Der Kampf um den Religionsunterricht

Noch ein Beispiel: Der Anspruch auf Religionsunterricht sei gesetzlich garantiert. „Ich fahre meine Kinder eigens nach Dortmund, damit sie dort unterrichtet werden können“, sagt Anna, „ich nehme das in Kauf, bestehe nicht auf einen Unterricht am Ort. Und trotzdem muss ich bei der Schulleitung vor jedem Halbjahr erneut darum kämpfen, dass meine Kinder an diesem Tag keinen Nachmittagsunterricht haben.“

Kinder, die zwar nicht ständig zum Beten in die Synagoge gehen, die sich aber doch als Juden identifizieren. „Sie essen beispielsweise kein Fleisch, das nicht koscher ist“, sagt Anna, die im Gegensatz zu einigen anderen Juden selbst am Samstag Auto fährt, auch telefoniert, aber versucht, kein Geld auszugeben.

Das Ritual einer jüdischen Familie

Es gibt diese schöne Tradition, dieses liebgewonnene Ritual am Ruhetag, der für die Juden mit dem Sonnenuntergang am Freitag beginnt und mit dem am Samstag endet.
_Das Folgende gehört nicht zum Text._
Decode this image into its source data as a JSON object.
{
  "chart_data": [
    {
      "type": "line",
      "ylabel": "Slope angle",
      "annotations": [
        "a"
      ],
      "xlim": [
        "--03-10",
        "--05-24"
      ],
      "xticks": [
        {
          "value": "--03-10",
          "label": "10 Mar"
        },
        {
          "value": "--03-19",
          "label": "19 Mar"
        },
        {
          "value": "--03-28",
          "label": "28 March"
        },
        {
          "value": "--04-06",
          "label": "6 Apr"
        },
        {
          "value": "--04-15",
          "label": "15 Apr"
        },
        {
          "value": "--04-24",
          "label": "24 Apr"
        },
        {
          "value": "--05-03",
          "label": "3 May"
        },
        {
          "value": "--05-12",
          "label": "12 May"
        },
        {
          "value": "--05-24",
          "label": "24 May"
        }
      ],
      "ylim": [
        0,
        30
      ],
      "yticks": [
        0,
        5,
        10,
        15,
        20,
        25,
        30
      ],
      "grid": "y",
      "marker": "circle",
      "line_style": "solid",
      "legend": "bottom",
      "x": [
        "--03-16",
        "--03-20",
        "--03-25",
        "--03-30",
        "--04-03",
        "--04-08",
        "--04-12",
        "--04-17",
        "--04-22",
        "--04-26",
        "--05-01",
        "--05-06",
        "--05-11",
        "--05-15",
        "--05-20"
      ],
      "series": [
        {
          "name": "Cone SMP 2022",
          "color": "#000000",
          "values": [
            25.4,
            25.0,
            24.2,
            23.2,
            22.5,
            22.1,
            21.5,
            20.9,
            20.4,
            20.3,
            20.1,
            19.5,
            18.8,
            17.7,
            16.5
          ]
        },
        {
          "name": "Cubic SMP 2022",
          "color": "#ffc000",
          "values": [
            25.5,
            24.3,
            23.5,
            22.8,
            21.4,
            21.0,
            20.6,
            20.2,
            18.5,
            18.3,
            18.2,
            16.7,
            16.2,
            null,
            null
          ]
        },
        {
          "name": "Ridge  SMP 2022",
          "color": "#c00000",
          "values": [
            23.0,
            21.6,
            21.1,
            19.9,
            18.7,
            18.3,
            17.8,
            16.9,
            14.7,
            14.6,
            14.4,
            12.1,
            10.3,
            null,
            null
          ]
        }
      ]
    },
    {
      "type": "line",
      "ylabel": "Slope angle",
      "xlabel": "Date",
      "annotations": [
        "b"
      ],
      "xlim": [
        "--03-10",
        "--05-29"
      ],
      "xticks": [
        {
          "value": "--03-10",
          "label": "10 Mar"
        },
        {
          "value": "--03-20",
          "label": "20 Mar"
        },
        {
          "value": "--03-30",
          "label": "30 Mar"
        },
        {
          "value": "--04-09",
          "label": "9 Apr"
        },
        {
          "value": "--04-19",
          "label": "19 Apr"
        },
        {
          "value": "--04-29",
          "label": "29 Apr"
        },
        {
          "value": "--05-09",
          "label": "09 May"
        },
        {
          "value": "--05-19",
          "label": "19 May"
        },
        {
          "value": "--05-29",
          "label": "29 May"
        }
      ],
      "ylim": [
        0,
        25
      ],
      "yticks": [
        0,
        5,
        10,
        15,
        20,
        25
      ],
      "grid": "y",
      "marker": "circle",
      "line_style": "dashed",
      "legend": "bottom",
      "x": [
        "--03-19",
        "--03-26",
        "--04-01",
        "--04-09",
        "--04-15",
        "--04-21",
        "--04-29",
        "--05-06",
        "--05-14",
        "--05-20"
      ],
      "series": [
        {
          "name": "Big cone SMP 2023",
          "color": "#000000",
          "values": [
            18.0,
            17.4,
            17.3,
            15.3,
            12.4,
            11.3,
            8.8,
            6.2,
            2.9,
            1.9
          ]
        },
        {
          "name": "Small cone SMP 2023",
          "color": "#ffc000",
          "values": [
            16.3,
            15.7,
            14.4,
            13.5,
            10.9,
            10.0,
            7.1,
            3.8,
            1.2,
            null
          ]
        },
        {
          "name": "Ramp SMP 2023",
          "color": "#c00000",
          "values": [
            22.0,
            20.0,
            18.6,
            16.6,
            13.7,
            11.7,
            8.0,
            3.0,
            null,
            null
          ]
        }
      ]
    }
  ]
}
Eines, das die ganze Familie mitträgt. „Jeden Freitag backe ich das Schabbat-Brot“, sagt Anna. „Es gibt bei uns dann immer ein besonderes Essen. Es ist schön, wenn die Kinder da sind. Wir zünden Kerzen an, sprechen den Segen über das Brot.“

Zuhause, in den eigenen vier Wänden – zumindest da müssen jüdische Familien ihren Glauben nicht verbergen.